Going to Space from Russia is Steeped in Tradition – Blog by Richard Rogers

Tradition Tuesday – Going to Space from Russia is steeped in Tradition

Ever Since Yuri Gagarin’s launch from the steps of Kazakhstan in April of 1961 that started the space race and elevated Gagarin to Hero Status in the then Soviet Union, Cosmonauts who have followed in his footsteps have retraced the steps and activities that he did prior to his flight.

The ceremonies start approximately two weeks before launch when the Prime and Backup crews complete their training with “Final Exams.” These “Exams” certify that they are ready for flight. Shortly after that, the crew goes to Moscow’s Red Square where the crew visits the final resting spots and lays flowers at the graves of Gagarin, Titov, and every Cosmonaut who has lost their lives in exploration of space. They are buried next to the wall of the Kremlin.

As darkness fell along the Kremlin Wall in Moscow Nov. 26, 2010, NASA Expedition 26 flight engineer Cady Coleman (left), Soyuz commander Dmitry Kondratyev, and European Space Agency astronaut Paolo Nespoli (right) prepare to lay flowers in a ceremonial tribute to Russian icons as part of activities leading to their launch Dec. 16 (Kazakhstan time) in the Soyuz TMA-20 spacecraft from the Baikonur Cosmodrome to spend 5 ½ months on the International Space Station.
Credit: NASA/Mark Polansky

At the Kremlin Wall in Moscow Nov. 26, 2010, Expedition 26 Flight Engineer Cady Coleman of NASA prepared to lay flowers in honor of fallen Russian icons as part of the ceremonial activities leading to the launch of her, Soyuz Commander Dmitry Kondratyev and Flight Engineer Paolo Nespoli of the European Space Agency Dec. 16 (Kazakhstan time) in their Soyuz TMA-20 spacecraft to the International Space Station.
Credit: NASA/Mark Polansky

After this visit its back to Star City and a visit to Gagarin’s office where the crew signs a guest book on Gagarin’s desk, the office is left just the way it was when Gagarin left to go on a training mission in a jet trainer, the trainer would later crash causing his death.

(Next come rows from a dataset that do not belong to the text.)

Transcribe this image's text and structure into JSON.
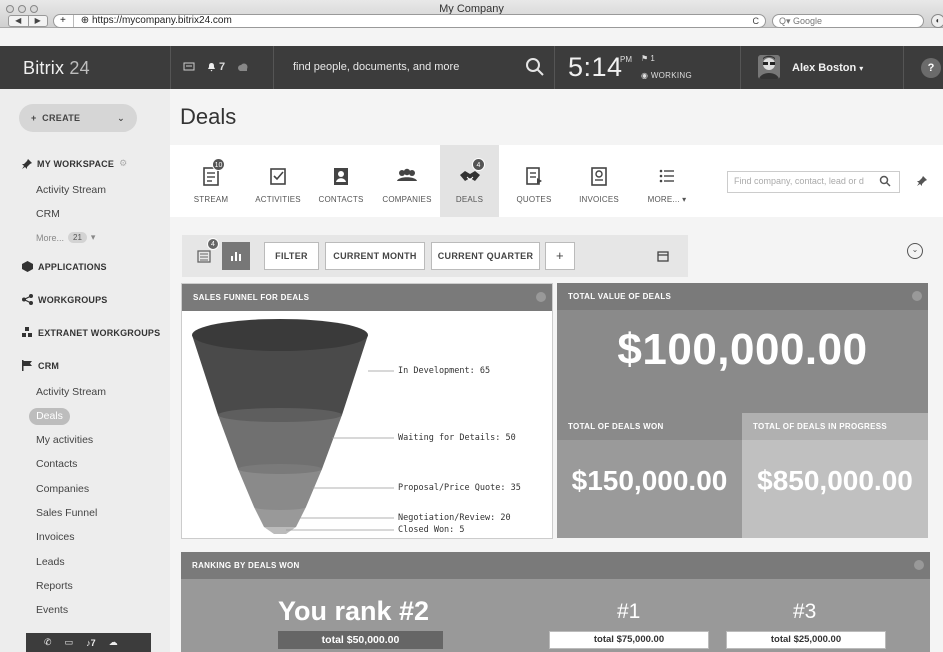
{
  "window": {
    "title": "My Company",
    "url": "https://mycompany.bitrix24.com",
    "search_placeholder": "Q▾ Google"
  },
  "header": {
    "logo_main": "Bitrix",
    "logo_num": " 24",
    "notifications_count": "7",
    "search_placeholder": "find people, documents, and more",
    "clock_time": "5:14",
    "clock_ampm": "PM",
    "clock_flag_count": "1",
    "working_status": "WORKING",
    "user_name": "Alex Boston",
    "help_label": "?"
  },
  "sidebar": {
    "create_label": "CREATE",
    "my_workspace": "MY WORKSPACE",
    "activity_stream": "Activity Stream",
    "crm_link": "CRM",
    "more_label": "More...",
    "more_count": "21",
    "applications": "APPLICATIONS",
    "workgroups": "WORKGROUPS",
    "extranet": "EXTRANET WORKGROUPS",
    "crm_section": "CRM",
    "crm_items": [
      "Activity Stream",
      "Deals",
      "My activities",
      "Contacts",
      "Companies",
      "Sales Funnel",
      "Invoices",
      "Leads",
      "Reports",
      "Events"
    ],
    "bottom_notif": "7"
  },
  "page": {
    "title": "Deals"
  },
  "tabs": [
    {
      "label": "STREAM",
      "badge": "10"
    },
    {
      "label": "ACTIVITIES",
      "badge": ""
    },
    {
      "label": "CONTACTS",
      "badge": ""
    },
    {
      "label": "COMPANIES",
      "badge": ""
    },
    {
      "label": "DEALS",
      "badge": "4"
    },
    {
      "label": "QUOTES",
      "badge": ""
    },
    {
      "label": "INVOICES",
      "badge": ""
    },
    {
      "label": "MORE... ▾",
      "badge": ""
    }
  ],
  "crm_search_placeholder": "Find company, contact, lead or d",
  "filters": {
    "view_badge": "4",
    "filter_label": "FILTER",
    "month_label": "CURRENT MONTH",
    "quarter_label": "CURRENT QUARTER",
    "add_label": "+"
  },
  "funnel": {
    "title": "SALES FUNNEL FOR DEALS",
    "stages": [
      {
        "label": "In Development: 65",
        "value": 65
      },
      {
        "label": "Waiting for Details: 50",
        "value": 50
      },
      {
        "label": "Proposal/Price Quote: 35",
        "value": 35
      },
      {
        "label": "Negotiation/Review: 20",
        "value": 20
      },
      {
        "label": "Closed Won: 5",
        "value": 5
      }
    ]
  },
  "totals": {
    "value_title": "TOTAL VALUE OF DEALS",
    "value_amount": "$100,000.00",
    "won_title": "TOTAL OF DEALS WON",
    "won_amount": "$150,000.00",
    "progress_title": "TOTAL OF DEALS IN PROGRESS",
    "progress_amount": "$850,000.00"
  },
  "ranking": {
    "title": "RANKING BY DEALS WON",
    "you_rank": "You rank #2",
    "you_total": "total $50,000.00",
    "first_rank": "#1",
    "first_total": "total $75,000.00",
    "third_rank": "#3",
    "third_total": "total $25,000.00"
  }
}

At Yuri Gagarin’s museum at the Gagarin Cosmonaut Training Center in Star City, Russia, Expedition 33/34 Soyuz Commander Oleg Novitskiy (center, front row) signs a commemorative book September 25, 2012 as his crewmates, Flight Engineer Evgeny Tarelkin (right, front row), NASA Flight Engineer Kevin Ford (left, front row) and backup crewmembers Alexander Misurkin, Pavel Vinogradov and Chris Cassidy of NASA (left to right in the rear) look on. Ford, Tarelkin and Novitskiy are the homestretch of their training for launch October 23 to the International Space Station from the Baikonur Cosmodrome in Kazakhstan on their Soyuz TMA-06M spacecraft. The trio will spend five months on the orbital outpost.
NASA/Stephanie Stoll

On the morning the crew departs Star City to travel to Baikonur, (The Russian launch site), the crew has the “Cosmonauts Breakfast” which is attended by both American Astronauts and their Russian Counterparts, during this breakfast toast are made to the crew and final good-byes are said to their training team and colleagues as they will next take a three-hour plane flight to the Russian launch facility in Baikonur, Kazakhstan.

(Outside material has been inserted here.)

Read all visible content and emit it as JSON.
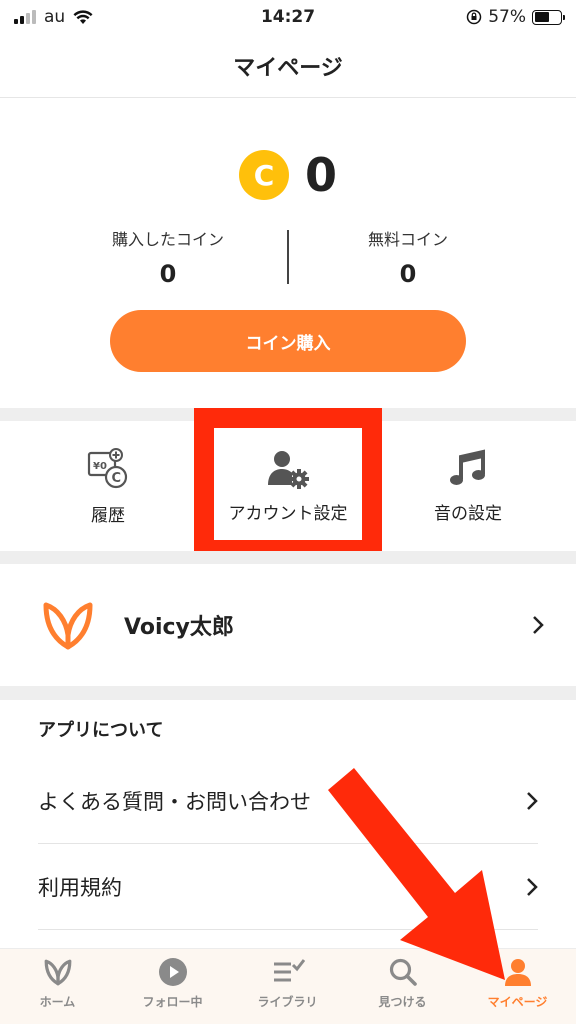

After their arrival at Baikonur the Crew enters the Pre-Flight Quarantine period where their contact is limited to the training team and members of their immediate families. During the Soyuz launch last week due to the Corona Virus, the Quarantine began at Star City and The Crews’ Families Remained in Houston, and Star City for the launch.

The last two weeks before launch is filled with several fit checks of both the Russian Sokol suit and the Soyuz Capsule itself.

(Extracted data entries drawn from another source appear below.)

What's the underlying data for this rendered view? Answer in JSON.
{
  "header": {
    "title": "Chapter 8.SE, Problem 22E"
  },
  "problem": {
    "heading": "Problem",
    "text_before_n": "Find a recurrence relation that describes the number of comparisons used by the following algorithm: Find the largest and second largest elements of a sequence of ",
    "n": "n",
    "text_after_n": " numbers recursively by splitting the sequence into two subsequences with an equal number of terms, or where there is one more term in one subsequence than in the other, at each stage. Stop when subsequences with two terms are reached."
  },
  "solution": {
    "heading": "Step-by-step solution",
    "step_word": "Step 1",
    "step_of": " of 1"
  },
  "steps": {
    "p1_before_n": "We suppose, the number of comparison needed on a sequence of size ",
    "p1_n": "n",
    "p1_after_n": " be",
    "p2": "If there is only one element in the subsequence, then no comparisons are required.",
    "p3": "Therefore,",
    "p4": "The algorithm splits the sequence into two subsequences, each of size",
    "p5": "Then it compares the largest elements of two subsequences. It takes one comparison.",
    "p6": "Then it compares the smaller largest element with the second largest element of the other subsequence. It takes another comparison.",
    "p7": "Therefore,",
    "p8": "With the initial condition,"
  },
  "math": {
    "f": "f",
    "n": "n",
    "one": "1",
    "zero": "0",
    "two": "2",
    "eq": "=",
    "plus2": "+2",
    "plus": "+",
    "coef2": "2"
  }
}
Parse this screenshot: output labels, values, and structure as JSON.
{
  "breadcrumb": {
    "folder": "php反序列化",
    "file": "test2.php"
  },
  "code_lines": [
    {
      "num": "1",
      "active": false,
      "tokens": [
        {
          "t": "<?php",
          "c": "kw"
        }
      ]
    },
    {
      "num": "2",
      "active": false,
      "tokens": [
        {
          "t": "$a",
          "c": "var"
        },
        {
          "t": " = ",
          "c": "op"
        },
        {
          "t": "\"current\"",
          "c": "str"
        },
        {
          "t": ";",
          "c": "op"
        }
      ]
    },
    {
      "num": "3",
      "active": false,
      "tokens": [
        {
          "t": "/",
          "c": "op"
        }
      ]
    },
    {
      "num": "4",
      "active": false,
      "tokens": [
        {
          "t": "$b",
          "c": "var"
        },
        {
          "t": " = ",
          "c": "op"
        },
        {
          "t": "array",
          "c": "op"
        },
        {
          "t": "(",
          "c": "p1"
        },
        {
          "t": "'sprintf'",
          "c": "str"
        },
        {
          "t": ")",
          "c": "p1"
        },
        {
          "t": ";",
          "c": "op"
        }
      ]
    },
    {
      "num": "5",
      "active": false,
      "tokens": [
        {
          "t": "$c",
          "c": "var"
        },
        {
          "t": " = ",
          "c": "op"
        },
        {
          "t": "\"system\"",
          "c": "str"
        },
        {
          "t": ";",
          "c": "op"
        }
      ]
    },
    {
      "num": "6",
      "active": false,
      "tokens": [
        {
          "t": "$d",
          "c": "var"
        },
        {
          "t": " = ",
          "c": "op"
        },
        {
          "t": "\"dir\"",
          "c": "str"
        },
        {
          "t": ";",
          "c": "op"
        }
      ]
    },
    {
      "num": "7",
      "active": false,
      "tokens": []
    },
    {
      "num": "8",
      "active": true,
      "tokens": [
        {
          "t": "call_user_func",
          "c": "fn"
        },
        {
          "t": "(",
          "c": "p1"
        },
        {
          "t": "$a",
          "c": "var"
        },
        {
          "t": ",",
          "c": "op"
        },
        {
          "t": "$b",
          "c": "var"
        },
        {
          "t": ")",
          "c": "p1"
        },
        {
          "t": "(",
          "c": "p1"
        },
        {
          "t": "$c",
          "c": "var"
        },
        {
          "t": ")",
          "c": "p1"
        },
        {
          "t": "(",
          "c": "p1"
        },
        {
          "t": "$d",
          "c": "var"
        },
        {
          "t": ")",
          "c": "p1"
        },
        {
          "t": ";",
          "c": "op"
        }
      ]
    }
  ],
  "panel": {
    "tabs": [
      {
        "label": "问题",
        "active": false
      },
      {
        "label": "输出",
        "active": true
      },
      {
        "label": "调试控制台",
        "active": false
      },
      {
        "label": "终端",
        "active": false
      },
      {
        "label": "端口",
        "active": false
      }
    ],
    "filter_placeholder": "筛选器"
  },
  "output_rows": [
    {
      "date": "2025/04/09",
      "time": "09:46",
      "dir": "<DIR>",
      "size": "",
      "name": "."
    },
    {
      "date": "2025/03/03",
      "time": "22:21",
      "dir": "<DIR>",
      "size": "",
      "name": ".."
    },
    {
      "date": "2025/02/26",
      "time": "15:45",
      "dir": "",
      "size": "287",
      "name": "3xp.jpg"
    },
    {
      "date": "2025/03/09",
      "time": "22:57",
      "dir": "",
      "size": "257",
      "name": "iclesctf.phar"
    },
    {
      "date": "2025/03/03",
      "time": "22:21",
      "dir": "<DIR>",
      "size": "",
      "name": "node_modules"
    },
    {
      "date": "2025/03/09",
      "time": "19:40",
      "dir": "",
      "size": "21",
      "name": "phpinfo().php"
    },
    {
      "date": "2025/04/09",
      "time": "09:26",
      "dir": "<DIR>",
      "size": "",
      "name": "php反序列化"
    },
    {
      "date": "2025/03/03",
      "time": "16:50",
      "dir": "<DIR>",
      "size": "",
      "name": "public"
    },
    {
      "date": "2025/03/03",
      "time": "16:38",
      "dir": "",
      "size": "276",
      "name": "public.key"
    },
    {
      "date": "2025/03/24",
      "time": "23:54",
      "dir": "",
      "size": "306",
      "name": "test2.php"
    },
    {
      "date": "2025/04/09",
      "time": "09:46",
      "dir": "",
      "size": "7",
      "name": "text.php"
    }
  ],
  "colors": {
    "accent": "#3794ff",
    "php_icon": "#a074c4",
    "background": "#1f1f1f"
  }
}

Between the fit checks and medical exams there is a visit to the house where Gagarin spent the night before launch, and planting of a tree by the crew commemorating their Mission. The Day before launch the State Commission holds a final meeting which the crew attends behind glass, and the crew is certified for the mission, afterwards there is a final press confernce with the media.

That evening the Crew Watches the Movie “White Sun of the Desert” this movie has been a tradition since the 1970s and every Astronaut and Cosmonaut has watched the movie no matter how many times they have been in space.

Launch Day starts approximately 8 hours before the launch when the crew is awakened in the crew quarters, has a final meal, meets with their families one last time, and before leaving the crew quarters they sign the door of the rooms they stayed in, followed by an blessing from an Russian Orthodox Priest who blesses the crew, they then walkout of the quarters and walk to a bus while the Russian song “Green Grass near my Home” plays in the background. The crew then is transported to the Integration Building where they suit up, and then are transported to the launch pad, often it’s the same one that launched Gagarin back in 1961, during the trip the bus stops and the crew relieves themselves on a tire of the bus. They arrive at the pad, take the elevator to the white room where they board the spacecraft and then are launched on their journey to the International Space Station.